This Thanksgiving, Americans can give thanks for the termination of one of the most pro-criminal administrations in American history, though the damage done to the criminal justice system may far outlast outgoing President Barack Obama’s tenure in office.
To date, President Obama has now freed more than a thousand prisoners as part of his crusade against a criminal justice system he considers to be racist.
With fewer than 60 days remaining in his second and final term of office, the most felon-friendly president in American history just “reduced the sentences of 79 people in prison for non-violent drug crimes,” bringing his total to 1,023 commutations of prison sentences, Quartz reports.
“Unlike pardons, commutations don’t officially constitute forgiveness of a crime. They reduce a prisoner’s sentence but don’t necessarily let them go free immediately. The details of the most recent 79 commutations weren’t immediately clear.”

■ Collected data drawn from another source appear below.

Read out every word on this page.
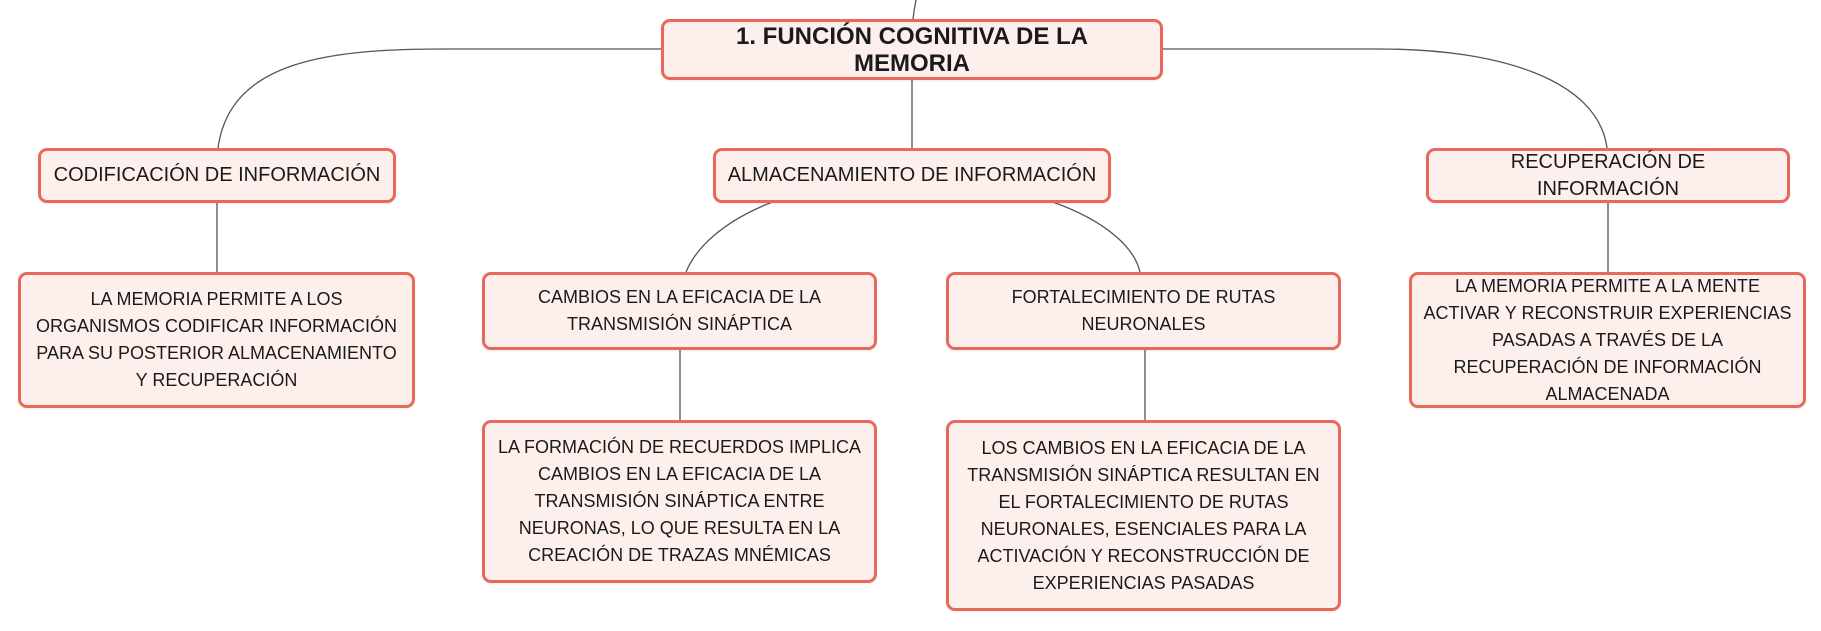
1. FUNCIÓN COGNITIVA DE LA MEMORIA
CODIFICACIÓN DE INFORMACIÓN	ALMACENAMIENTO DE INFORMACIÓN
RECUPERACIÓN DE INFORMACIÓN
LA MEMORIA PERMITE A LOS ORGANISMOS CODIFICAR INFORMACIÓN PARA SU POSTERIOR ALMACENAMIENTO Y RECUPERACIÓN
CAMBIOS EN LA EFICACIA DE LA TRANSMISIÓN SINÁPTICA
FORTALECIMIENTO DE RUTAS NEURONALES
LA MEMORIA PERMITE A LA MENTE ACTIVAR Y RECONSTRUIR EXPERIENCIAS PASADAS A TRAVÉS DE LA RECUPERACIÓN DE INFORMACIÓN ALMACENADA
LA FORMACIÓN DE RECUERDOS IMPLICA CAMBIOS EN LA EFICACIA DE LA TRANSMISIÓN SINÁPTICA ENTRE NEURONAS, LO QUE RESULTA EN LA CREACIÓN DE TRAZAS MNÉMICAS
LOS CAMBIOS EN LA EFICACIA DE LA TRANSMISIÓN SINÁPTICA RESULTAN EN EL FORTALECIMIENTO DE RUTAS NEURONALES, ESENCIALES PARA LA ACTIVACIÓN Y RECONSTRUCCIÓN DE EXPERIENCIAS PASADAS
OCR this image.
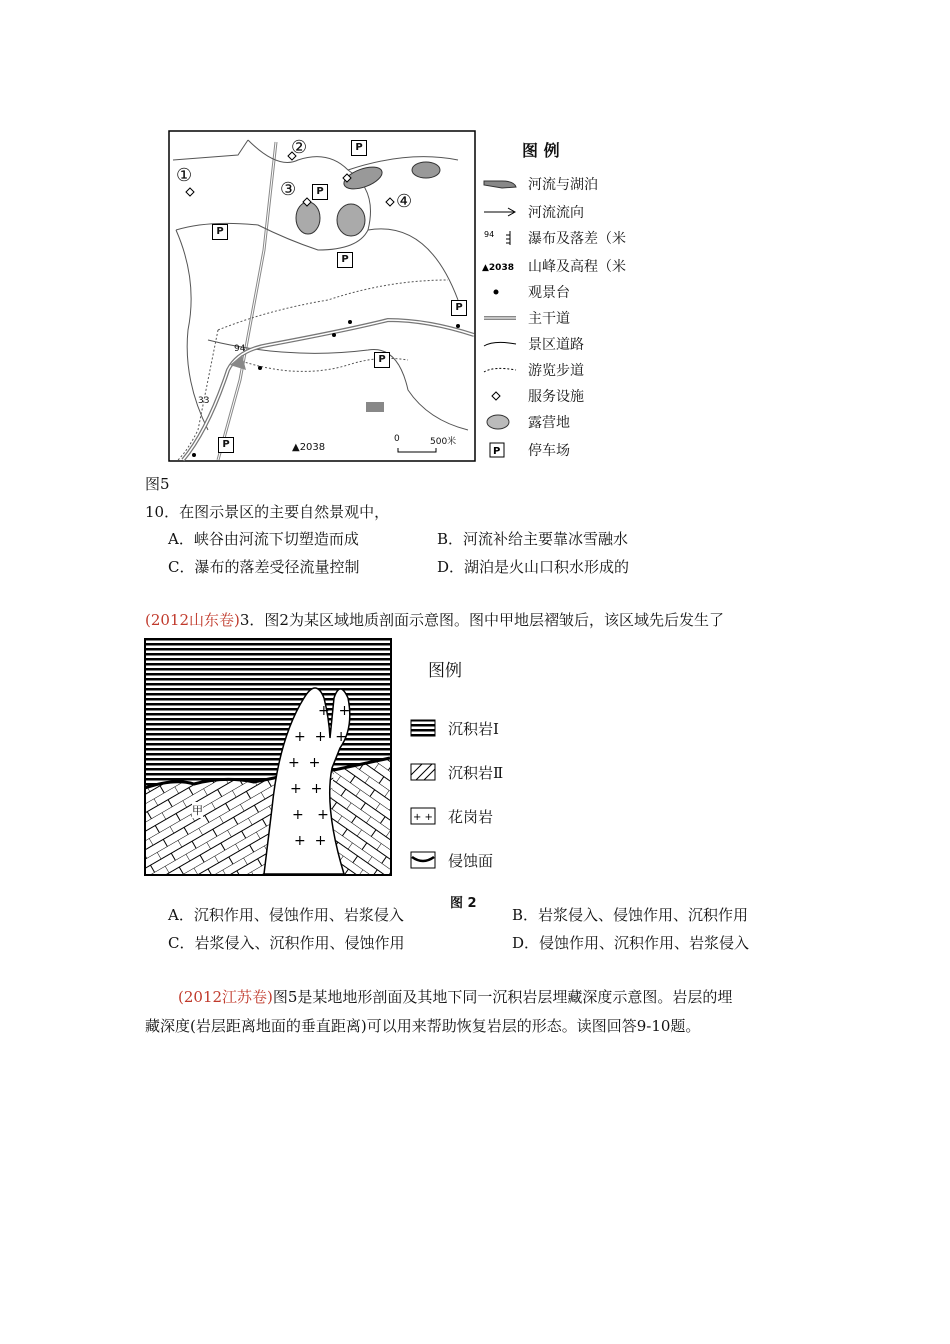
①
②
③
④
P
P
P
P
P
P
P
94
33
▲2038
0	500米
图 例
河流与湖泊
河流流向
94 瀑布及落差（米
▲2038 山峰及高程（米
观景台
主干道
景区道路
游览步道
服务设施
露营地
P 停车场
图5
10．在图示景区的主要自然景观中，
A．峡谷由河流下切塑造而成	B．河流补给主要靠冰雪融水
C．瀑布的落差受径流量控制	D．湖泊是火山口积水形成的
(2012山东卷)3．图2为某区域地质剖面示意图。图中甲地层褶皱后，该区域先后发生了
+  +
+  +  +
+  +
+  +
+   +
+  +
甲
图例
沉积岩Ⅰ
沉积岩Ⅱ
+ + 花岗岩
侵蚀面
图 2
A．沉积作用、侵蚀作用、岩浆侵入	B．岩浆侵入、侵蚀作用、沉积作用
C．岩浆侵入、沉积作用、侵蚀作用	D．侵蚀作用、沉积作用、岩浆侵入
(2012江苏卷)图5是某地地形剖面及其地下同一沉积岩层埋藏深度示意图。岩层的埋
藏深度(岩层距离地面的垂直距离)可以用来帮助恢复岩层的形态。读图回答9-10题。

The 1,023 figure does not include the 6,112 allegedly non-violent drug offenders freed a year ago under retroactively applied federal sentencing guidelines.

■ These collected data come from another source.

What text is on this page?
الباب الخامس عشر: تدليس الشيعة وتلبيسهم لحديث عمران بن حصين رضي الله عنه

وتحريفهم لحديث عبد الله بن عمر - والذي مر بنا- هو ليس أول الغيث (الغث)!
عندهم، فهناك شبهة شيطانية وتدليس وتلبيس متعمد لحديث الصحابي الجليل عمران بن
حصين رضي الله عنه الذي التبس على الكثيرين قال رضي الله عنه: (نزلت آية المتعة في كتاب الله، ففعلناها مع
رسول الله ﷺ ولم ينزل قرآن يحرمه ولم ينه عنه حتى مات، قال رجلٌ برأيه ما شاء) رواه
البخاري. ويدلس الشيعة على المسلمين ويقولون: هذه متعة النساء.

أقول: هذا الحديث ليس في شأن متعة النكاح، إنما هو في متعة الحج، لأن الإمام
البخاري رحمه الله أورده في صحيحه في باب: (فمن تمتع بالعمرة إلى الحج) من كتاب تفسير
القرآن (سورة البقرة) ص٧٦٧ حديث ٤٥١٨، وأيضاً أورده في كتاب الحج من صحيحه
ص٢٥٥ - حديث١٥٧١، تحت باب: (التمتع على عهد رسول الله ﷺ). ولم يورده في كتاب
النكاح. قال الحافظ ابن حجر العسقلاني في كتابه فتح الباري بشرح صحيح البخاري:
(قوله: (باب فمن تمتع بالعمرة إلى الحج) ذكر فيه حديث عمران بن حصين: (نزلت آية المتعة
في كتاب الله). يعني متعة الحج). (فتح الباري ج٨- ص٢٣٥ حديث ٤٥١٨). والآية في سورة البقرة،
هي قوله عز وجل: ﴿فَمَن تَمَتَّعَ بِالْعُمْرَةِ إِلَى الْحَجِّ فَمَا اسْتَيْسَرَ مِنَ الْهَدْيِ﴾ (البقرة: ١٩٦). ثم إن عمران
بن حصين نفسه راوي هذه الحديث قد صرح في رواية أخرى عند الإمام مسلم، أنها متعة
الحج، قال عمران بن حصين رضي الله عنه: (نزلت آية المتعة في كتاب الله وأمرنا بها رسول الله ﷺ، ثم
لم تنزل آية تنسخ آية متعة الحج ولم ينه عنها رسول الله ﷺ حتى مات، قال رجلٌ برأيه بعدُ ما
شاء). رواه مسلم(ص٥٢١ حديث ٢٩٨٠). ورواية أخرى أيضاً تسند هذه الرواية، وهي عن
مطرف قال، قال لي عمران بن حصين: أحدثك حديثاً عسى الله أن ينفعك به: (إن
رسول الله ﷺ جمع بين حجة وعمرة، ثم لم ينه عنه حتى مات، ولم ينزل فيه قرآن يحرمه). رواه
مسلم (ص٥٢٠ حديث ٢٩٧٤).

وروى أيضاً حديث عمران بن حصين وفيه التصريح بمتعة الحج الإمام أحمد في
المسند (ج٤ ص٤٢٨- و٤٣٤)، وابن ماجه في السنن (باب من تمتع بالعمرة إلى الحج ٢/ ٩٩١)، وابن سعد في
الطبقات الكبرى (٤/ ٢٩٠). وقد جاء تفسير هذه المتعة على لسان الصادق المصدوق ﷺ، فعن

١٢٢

The president’s pardon power is unreviewable in any court in the land and cannot be modified by Congress. When it comes to federal offenses, the president is free to pardon or commute the sentence of anybody for anything anywhere in America.
To Obama the fact that African-Americans are the most incarcerated group in the U.S. is proof not that they commit a lot of crimes but that they are innocent victims of racist, systemic discrimination in a country where race relations haven’t improved much since Jim Crow.